Pre-infective routine dietary nutrition with essential vitamins and minerals has effective preventive capability against the occurrence of disease tuberculosis. Multivitamin supplementation along with anti-tubercular antibiotic therapy is very much needful as it provides anti-tubercular capability to the body, accelerates healing of Mycobacterium tuberculosis caused cavity and ulcer, reduces anti-tubercular drug induced adverse effects and helps the body reclaiming normal physiological function of affected organs.
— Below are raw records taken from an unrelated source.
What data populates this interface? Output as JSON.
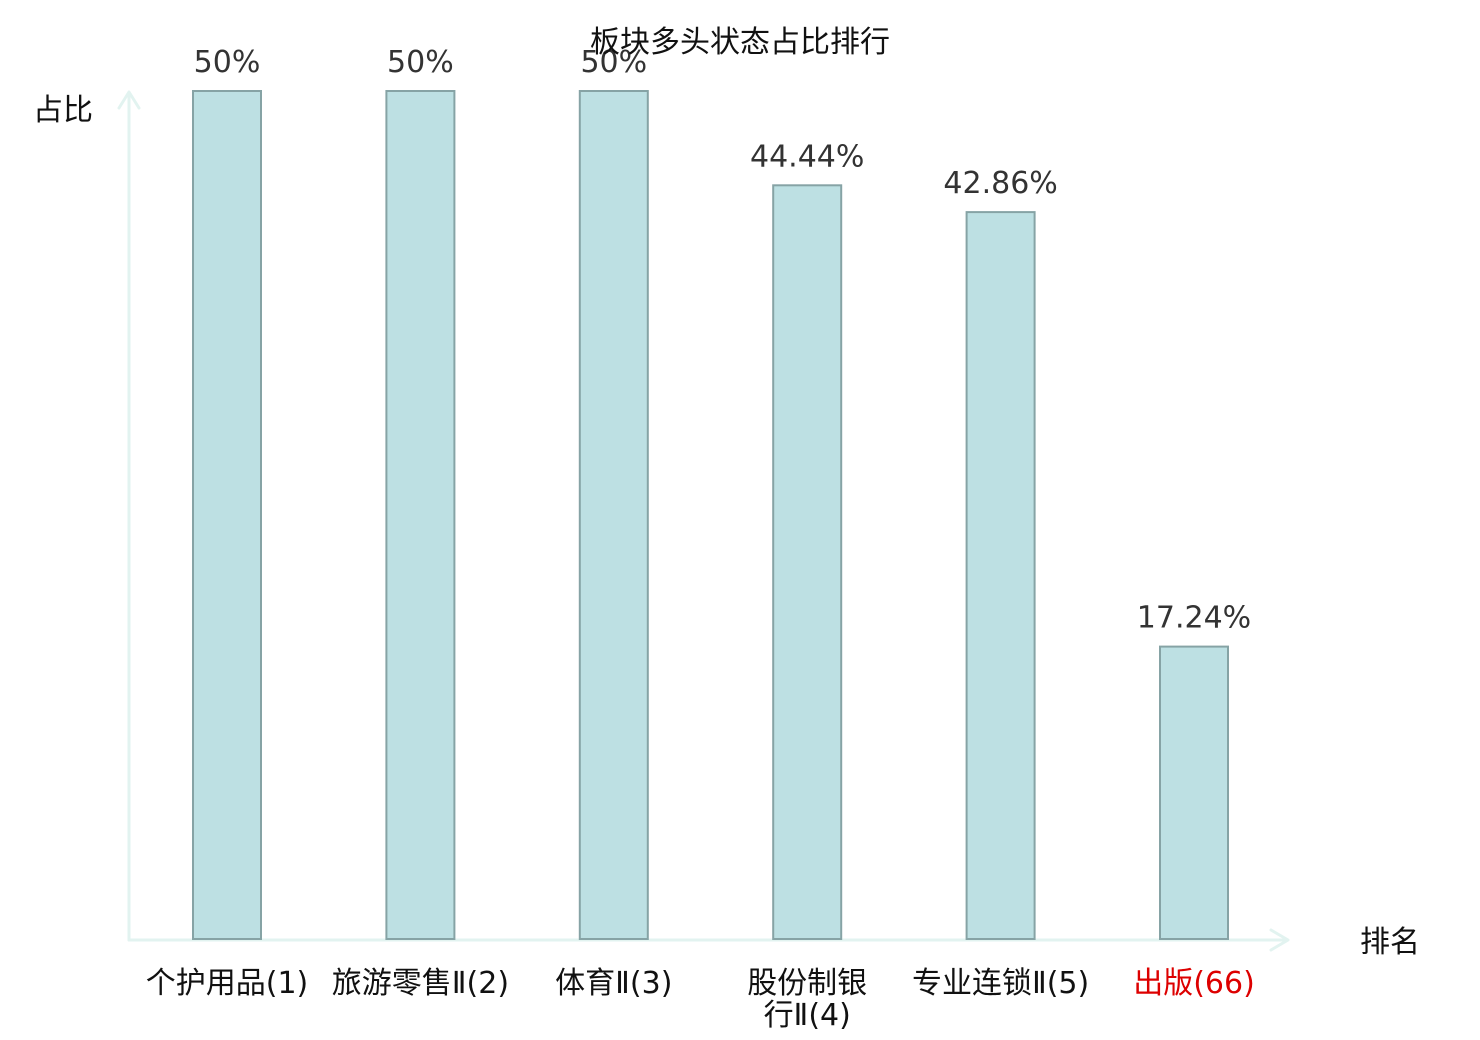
{
  "chart_data": {
    "type": "bar",
    "title": "板块多头状态占比排行",
    "xlabel": "排名",
    "ylabel": "占比",
    "categories": [
      {
        "lines": [
          "个护用品",
          "(1)"
        ],
        "highlight": false
      },
      {
        "lines": [
          "旅游零售",
          "Ⅱ(2)"
        ],
        "highlight": false
      },
      {
        "lines": [
          "体育Ⅱ",
          "(3)"
        ],
        "highlight": false
      },
      {
        "lines": [
          "股份制银",
          "行Ⅱ(4)"
        ],
        "highlight": false
      },
      {
        "lines": [
          "专业连锁",
          "Ⅱ(5)"
        ],
        "highlight": false
      },
      {
        "lines": [
          "出版",
          "(66)"
        ],
        "highlight": true
      }
    ],
    "values": [
      50,
      50,
      50,
      44.44,
      42.86,
      17.24
    ],
    "value_labels": [
      "50%",
      "50%",
      "50%",
      "44.44%",
      "42.86%",
      "17.24%"
    ],
    "ylim": [
      0,
      50
    ],
    "grid": false,
    "legend": "none",
    "colors": {
      "bar_fill": "#bde0e3",
      "bar_stroke": "#86a3a5",
      "axis": "#e2f3f0",
      "tick_text": "#111111",
      "highlight_text": "#dd0000"
    }
  }
}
Dietary vitamin supplementation as a measure of nutritional up gradation will definitely help in effective tuberculosis treatment and also low down the prevalence of tuberculosis especially in the countries with higher disease burden. However, blind supply of antioxidant vitamins may also be harmful. Therefore, we feel systematic clinical trials should be conducted focusing on the above area to construct a combination regime of vitamin supplementation that can combat tuberculosis.